According to the written sentencing order, the trial court sentenced Riley to five years,
with four years executed and one year suspended to probation. Riley now appeals.
1
It is not clear whether Riley’s conviction was for Class C felony battery based on Indiana Code Section
35-42-2-1(a)(3) or 35-42-2-1(a)(6).
2
Analysis
Riley argues that his sentence is inappropriate in light of the nature of the offense
and his character. Indiana Appellate Rule 7(B) permits us to revise a sentence authorized
by statute if, after due consideration of the trial court’s decision, we find that the sentence
is inappropriate in light of the nature of the offenses and the character of the offender.
Although Rule 7(B) does not require us to be “extremely” deferential to a trial court’s
sentencing decision, we still must give due consideration to that decision. Rutherford v.
State, 866 N.E.2d 867, 873 (Ind. Ct. App. 2007). We also understand and recognize the
unique perspective a trial court brings to its sentencing decisions. Id. “Additionally, a
defendant bears the burden of persuading the appellate court that his or her sentence is
inappropriate.” Id.
The principal role of Rule 7(B) review “should be to attempt to leaven the outliers,
and identify some guiding principles for trial courts and those charged with improvement
of the sentencing statutes, but not to achieve a perceived ‘correct’ result in each case.”
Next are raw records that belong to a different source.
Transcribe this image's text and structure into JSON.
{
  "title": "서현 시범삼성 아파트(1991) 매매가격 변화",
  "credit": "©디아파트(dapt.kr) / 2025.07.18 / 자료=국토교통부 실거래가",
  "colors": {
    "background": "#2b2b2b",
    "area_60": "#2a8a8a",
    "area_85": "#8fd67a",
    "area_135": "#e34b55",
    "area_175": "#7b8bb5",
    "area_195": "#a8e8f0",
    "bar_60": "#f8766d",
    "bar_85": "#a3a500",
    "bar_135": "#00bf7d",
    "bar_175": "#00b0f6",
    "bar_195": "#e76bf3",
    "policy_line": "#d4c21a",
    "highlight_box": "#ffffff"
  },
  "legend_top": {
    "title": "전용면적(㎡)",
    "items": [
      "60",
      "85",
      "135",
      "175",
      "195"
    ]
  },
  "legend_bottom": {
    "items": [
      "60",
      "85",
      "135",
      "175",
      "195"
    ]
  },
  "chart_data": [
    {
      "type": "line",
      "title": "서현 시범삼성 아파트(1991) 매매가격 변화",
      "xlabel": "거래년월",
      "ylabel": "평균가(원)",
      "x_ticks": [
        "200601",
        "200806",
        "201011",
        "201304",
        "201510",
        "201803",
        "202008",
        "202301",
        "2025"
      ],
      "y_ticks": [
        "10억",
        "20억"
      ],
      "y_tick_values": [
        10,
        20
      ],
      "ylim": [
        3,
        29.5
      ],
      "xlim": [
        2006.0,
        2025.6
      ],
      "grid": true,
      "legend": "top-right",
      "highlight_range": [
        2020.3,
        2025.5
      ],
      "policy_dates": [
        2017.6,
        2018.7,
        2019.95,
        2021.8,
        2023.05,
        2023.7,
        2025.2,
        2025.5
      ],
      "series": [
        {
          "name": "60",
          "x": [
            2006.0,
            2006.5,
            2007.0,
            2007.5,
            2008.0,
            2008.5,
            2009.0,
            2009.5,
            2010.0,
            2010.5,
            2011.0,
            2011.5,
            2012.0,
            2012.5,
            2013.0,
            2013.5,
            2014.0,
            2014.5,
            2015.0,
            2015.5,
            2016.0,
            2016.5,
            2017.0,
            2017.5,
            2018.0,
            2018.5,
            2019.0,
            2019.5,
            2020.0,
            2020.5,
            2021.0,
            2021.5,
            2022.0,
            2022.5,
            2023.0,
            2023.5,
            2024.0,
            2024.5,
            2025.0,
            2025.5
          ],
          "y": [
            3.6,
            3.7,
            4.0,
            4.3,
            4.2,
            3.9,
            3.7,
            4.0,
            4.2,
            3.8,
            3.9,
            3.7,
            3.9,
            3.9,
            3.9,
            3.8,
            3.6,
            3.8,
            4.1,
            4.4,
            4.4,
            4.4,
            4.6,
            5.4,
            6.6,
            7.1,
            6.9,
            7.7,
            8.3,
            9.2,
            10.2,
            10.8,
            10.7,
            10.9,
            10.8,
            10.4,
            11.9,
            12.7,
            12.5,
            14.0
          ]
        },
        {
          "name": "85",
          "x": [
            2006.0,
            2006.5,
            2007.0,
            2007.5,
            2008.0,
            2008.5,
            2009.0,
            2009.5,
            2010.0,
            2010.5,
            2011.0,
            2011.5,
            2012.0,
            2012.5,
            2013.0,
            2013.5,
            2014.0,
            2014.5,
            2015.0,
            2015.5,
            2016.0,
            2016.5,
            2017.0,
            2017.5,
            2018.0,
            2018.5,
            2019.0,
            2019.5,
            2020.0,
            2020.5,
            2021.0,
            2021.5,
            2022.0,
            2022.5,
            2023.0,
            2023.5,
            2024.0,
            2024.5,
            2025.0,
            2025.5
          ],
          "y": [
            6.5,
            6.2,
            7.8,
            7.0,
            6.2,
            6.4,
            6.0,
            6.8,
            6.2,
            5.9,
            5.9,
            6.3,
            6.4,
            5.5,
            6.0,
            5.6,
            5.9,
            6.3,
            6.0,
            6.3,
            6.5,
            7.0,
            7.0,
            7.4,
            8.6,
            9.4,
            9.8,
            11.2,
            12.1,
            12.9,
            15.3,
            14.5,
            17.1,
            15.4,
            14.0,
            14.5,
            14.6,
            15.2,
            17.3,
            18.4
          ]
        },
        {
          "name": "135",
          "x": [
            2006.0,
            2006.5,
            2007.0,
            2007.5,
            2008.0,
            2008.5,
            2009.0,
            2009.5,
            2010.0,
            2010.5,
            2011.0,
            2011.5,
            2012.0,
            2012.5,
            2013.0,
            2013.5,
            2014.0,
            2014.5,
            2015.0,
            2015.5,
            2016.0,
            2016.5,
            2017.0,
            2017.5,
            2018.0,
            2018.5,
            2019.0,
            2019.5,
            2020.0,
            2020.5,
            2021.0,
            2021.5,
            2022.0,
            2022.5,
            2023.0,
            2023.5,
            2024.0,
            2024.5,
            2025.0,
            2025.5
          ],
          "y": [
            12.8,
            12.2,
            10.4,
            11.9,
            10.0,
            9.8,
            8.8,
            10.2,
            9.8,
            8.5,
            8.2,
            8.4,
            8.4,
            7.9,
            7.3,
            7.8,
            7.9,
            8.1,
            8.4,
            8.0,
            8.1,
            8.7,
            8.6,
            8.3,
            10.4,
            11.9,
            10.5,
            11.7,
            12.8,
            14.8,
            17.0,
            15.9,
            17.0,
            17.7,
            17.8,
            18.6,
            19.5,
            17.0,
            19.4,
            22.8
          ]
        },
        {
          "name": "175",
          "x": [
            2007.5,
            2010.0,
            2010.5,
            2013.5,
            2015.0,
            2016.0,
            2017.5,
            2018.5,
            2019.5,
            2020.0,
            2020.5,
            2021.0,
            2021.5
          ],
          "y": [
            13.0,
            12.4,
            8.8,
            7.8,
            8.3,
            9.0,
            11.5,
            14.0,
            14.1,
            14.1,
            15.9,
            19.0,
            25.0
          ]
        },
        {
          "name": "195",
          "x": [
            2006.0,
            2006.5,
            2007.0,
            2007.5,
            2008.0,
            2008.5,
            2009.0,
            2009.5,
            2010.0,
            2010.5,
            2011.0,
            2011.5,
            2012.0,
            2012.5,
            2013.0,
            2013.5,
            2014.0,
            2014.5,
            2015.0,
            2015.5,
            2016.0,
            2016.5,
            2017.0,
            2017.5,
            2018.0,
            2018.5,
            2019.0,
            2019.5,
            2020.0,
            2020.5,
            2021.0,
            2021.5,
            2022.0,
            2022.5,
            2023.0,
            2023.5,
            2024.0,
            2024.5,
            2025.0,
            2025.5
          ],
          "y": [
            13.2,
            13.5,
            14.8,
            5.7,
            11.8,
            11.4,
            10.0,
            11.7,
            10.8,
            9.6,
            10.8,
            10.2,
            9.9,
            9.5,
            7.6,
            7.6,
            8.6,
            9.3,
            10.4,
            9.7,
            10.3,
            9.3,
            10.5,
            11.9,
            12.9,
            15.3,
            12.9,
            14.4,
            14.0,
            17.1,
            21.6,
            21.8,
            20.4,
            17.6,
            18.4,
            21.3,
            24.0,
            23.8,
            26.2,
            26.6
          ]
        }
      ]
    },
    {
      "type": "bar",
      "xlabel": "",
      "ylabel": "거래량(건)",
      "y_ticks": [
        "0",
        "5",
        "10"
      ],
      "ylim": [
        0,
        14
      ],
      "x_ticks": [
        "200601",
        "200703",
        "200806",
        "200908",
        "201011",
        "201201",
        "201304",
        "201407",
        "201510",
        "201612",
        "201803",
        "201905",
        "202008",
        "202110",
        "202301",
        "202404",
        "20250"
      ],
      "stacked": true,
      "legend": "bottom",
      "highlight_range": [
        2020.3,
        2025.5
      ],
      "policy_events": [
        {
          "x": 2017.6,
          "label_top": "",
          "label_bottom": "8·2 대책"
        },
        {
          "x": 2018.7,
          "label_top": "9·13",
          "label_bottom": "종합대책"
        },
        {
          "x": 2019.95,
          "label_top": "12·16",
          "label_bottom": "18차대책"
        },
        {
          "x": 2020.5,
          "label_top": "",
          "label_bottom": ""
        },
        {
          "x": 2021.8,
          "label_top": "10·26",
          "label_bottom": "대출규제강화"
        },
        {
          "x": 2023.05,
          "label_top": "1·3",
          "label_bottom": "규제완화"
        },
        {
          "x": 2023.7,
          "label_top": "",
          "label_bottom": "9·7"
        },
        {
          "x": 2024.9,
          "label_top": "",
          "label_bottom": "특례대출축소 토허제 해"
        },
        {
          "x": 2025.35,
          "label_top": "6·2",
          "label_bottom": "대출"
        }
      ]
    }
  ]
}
Cardwell v. State, 895 N.E.2d 1219, 1225 (Ind. 2008). We “should focus on the forest—
the aggregate sentence—rather than the trees—consecutive or concurrent, number of
counts, or length of the sentence on any individual count.” Id. Whether a sentence is
inappropriate ultimately turns on the culpability of the defendant, the severity of the
crime, the damage done to others, and myriad other factors that come to light in a given
case. Id. at 1224. When reviewing the appropriateness of a sentence under Rule 7(B),
we may consider all aspects of the penal consequences imposed by the trial court in
3
sentencing the defendant, including whether a portion of the sentence was suspended.
Davidson v. State, 926 N.E.2d 1023, 1025 (Ind. 2010).
In considering the nature of the offense, Riley apparently became upset with his
wife after receiving a text message about her, waited for her to return home from work,
and then punched her in the face three times. A.C.’s three children witnessed at least part
of the attack. Both sides of A.C.’s jaw were broken and required surgery. Steel plates
and screws were inserted into A.C.’s mouth, and she continues to suffer from pain and
numbness, which is likely permanent. During the attack, Riley broke the home phone
and A.C.’s cell phone. This was an egregious offense.
As for Riley’s character, we acknowledge his guilty plea. However, in exchange
for his plea, Riley’s executed sentence was capped at six years and a Class B felony
charge was dismissed. Moreover, in January 2010, Riley pled guilty to Class A
misdemeanor battery for an offense against A.C. and, in April 2010, he again pled guilty
to Class A misdemeanor battery for another offense against A.C. Riley’s criminal history
also includes convictions for Class A misdemeanor resisting law enforcement and Class
B misdemeanor criminal mischief and includes other convictions in Alabama. This
criminal history shows an inability to conduct himself in a law-abiding manner. In light
of nature of the offense and his criminal history, Riley has not established that his five-
year sentence is inappropriate.
Conclusion
Riley has not established that his sentence is inappropriate. We affirm.
4
Affirmed.
FRIEDLANDER, J., and MAY, J., concur.